Mais il faut trouver un équilibre. Nous avons adopté un « paquet cohésion » qui comporte trois éléments : la concentration thématique – nous faisons en sorte que les fonds européens soient davantage concentrés autour d'objectifs et de thématiques davantage lisibles –, la conditionnalité macroéconomique – qui consiste à attribuer des fonds à des pays qui respectent les règles de bonne gestion budgétaire, ce qui n'est pas mal mais il ne faut pas pousser la logique jusqu'à refuser à des pays qui connaissent des difficultés la possibilité de bénéficier de moyens qui leur permettraient, précisément, d'en sortir ; et il faut se montrer rigoureux et exigeant sans enfermer les dynamiques de développement des territoires dans des logiques toujours plus disciplinaires qui consistent à les achever plutôt qu'à les guérir –, et, enfin, la conditionnalité ex ante. C'est entre ces trois éléments qu'il convient de trouver un équilibre.

S'agissant des fonds propres et de la taxe sur les transactions financières (TTF), Monsieur Léonard, nous avons adressé à la Commission une lettre signée par douze États, ou plus exactement, onze plus un, qui reste encore à convaincre (les Pays-Bas). L'opération est possible à partir de neuf États. Nous allons donc mettre la taxe en place, comme j'ai déjà eu l'occasion de vous le dire, alors que cela paraissait impossible. Il fallait en effet tenir compte de la dynamique dans laquelle nous étions au moment où nous adoptions certaines dispositions européennes que nous n'avions pas inspirées. Oui, la TTF se fera mais ce n'est pas parce qu'il en sera ainsi que les fondements juridiques de la taxe seront effectifs avant la fin de l'année.
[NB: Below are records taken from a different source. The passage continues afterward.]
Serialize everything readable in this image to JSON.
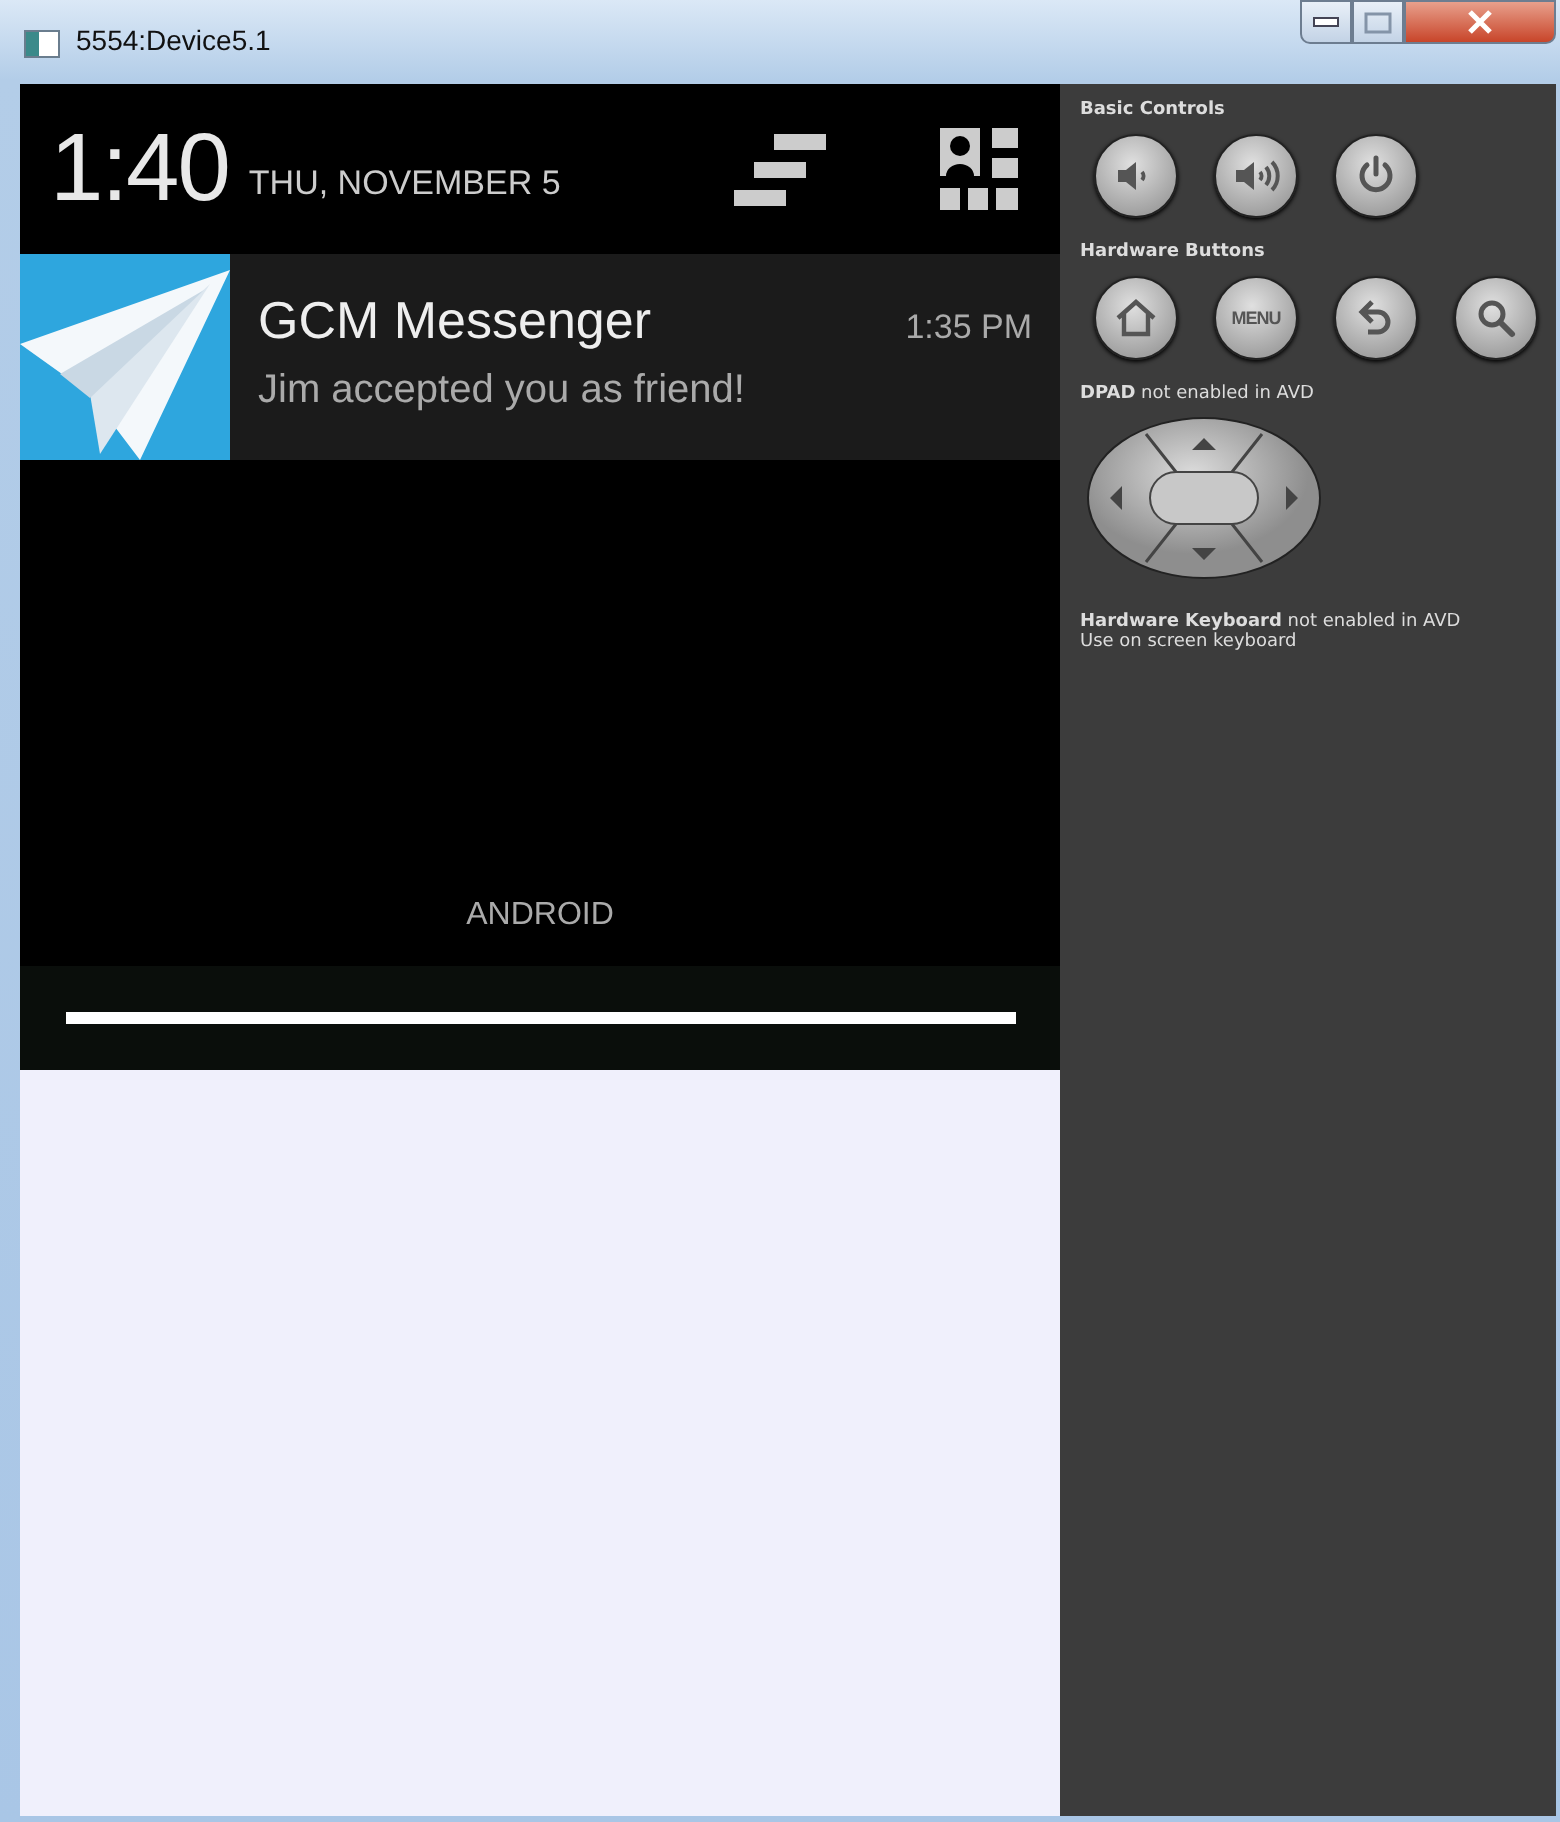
{
  "window": {
    "title": "5554:Device5.1"
  },
  "status_header": {
    "time": "1:40",
    "date": "THU, NOVEMBER 5"
  },
  "notifications": [
    {
      "title": "GCM Messenger",
      "time": "1:35 PM",
      "text": "Jim accepted you as friend!"
    }
  ],
  "carrier_label": "ANDROID",
  "controls": {
    "sections": [
      {
        "heading": "Basic Controls",
        "buttons": [
          {
            "kind": "volume-down"
          },
          {
            "kind": "volume-up"
          },
          {
            "kind": "power"
          }
        ]
      },
      {
        "heading": "Hardware Buttons",
        "buttons": [
          {
            "kind": "home"
          },
          {
            "kind": "menu",
            "label": "MENU"
          },
          {
            "kind": "back"
          },
          {
            "kind": "search"
          }
        ]
      }
    ],
    "dpad_note": "**DPAD** not enabled in AVD",
    "keyboard_notes": [
      "**Hardware Keyboard** not enabled in AVD",
      "Use on screen keyboard"
    ]
  }
}
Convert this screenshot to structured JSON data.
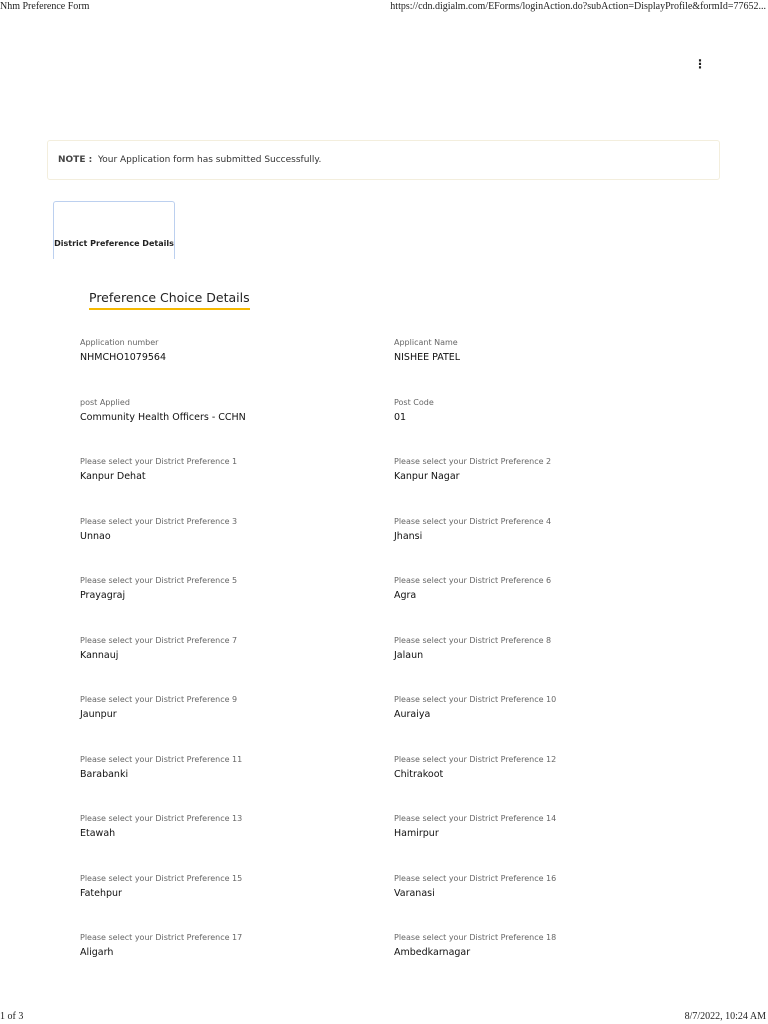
{
  "header": {
    "title": "Nhm Preference Form",
    "url": "https://cdn.digialm.com/EForms/loginAction.do?subAction=DisplayProfile&formId=77652..."
  },
  "note": {
    "label": "NOTE :",
    "text": "Your Application form has submitted Successfully."
  },
  "tab": {
    "label": "District Preference Details"
  },
  "section_title": "Preference Choice Details",
  "fields": [
    {
      "label": "Application number",
      "value": "NHMCHO1079564"
    },
    {
      "label": "Applicant Name",
      "value": "NISHEE PATEL"
    },
    {
      "label": "post Applied",
      "value": "Community Health Officers - CCHN"
    },
    {
      "label": "Post Code",
      "value": "01"
    },
    {
      "label": "Please select your District Preference 1",
      "value": "Kanpur Dehat"
    },
    {
      "label": "Please select your District Preference 2",
      "value": "Kanpur Nagar"
    },
    {
      "label": "Please select your District Preference 3",
      "value": "Unnao"
    },
    {
      "label": "Please select your District Preference 4",
      "value": "Jhansi"
    },
    {
      "label": "Please select your District Preference 5",
      "value": "Prayagraj"
    },
    {
      "label": "Please select your District Preference 6",
      "value": "Agra"
    },
    {
      "label": "Please select your District Preference 7",
      "value": "Kannauj"
    },
    {
      "label": "Please select your District Preference 8",
      "value": "Jalaun"
    },
    {
      "label": "Please select your District Preference 9",
      "value": "Jaunpur"
    },
    {
      "label": "Please select your District Preference 10",
      "value": "Auraiya"
    },
    {
      "label": "Please select your District Preference 11",
      "value": "Barabanki"
    },
    {
      "label": "Please select your District Preference 12",
      "value": "Chitrakoot"
    },
    {
      "label": "Please select your District Preference 13",
      "value": "Etawah"
    },
    {
      "label": "Please select your District Preference 14",
      "value": "Hamirpur"
    },
    {
      "label": "Please select your District Preference 15",
      "value": "Fatehpur"
    },
    {
      "label": "Please select your District Preference 16",
      "value": "Varanasi"
    },
    {
      "label": "Please select your District Preference 17",
      "value": "Aligarh"
    },
    {
      "label": "Please select your District Preference 18",
      "value": "Ambedkarnagar"
    }
  ],
  "footer": {
    "page": "1 of 3",
    "datetime": "8/7/2022, 10:24 AM"
  }
}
Ce n'est pas pour cela non plus qu'elle sera affectée en tant que ressource propre.

Madame Lemaire, les Britanniques ne peuvent pas en effet à eux seuls bloquer la TTF puisque la procédure relève de la majorité qualifiée. Nous ne croyons pas, en outre, que la taxe génèrerait une distorsion de concurrence. Le cas échéant, ce ne serait d'ailleurs pas nécessairement au détriment des Britanniques. Les Parlementaires du Royaume-Uni que vous avez rencontrés ne doivent pas s'inquiéter. En même temps, je comprends qu'il soit très difficile d'affecter la TTF en ressource propre de l'UE si les ressources de douze États contribuent à financer un budget au bénéfice des Vingt-Sept. Il conviendra donc de trouver une modalité technique, peut-être en alimentant un fonds dédié bénéficiant à ces pays. Ce ne serait pas toutefois une formule très communautaire et je doute qu'elle susciterait beaucoup d'enthousiasme au sein du Parlement européen. Une autre stratégie consisterait à attendre que s'enclenche une dynamique plus large que celle initiée par les douze États visant à affecter la TTF à l'Union en déduction de la contribution Revenu national brut (RNB) des États. Cela permettrait d'engager une dynamique de ressources propres sans tomber dans la difficulté proportionnelle « douze-vingt-Sept ». Des solutions techniques au problème que vous évoquez existent donc, comme il en existe à la question de la supervision bancaire dans la zone euro, laquelle doit nous conduire à articuler l'action de la BCE avec celle de l'Autorité bancaire européenne.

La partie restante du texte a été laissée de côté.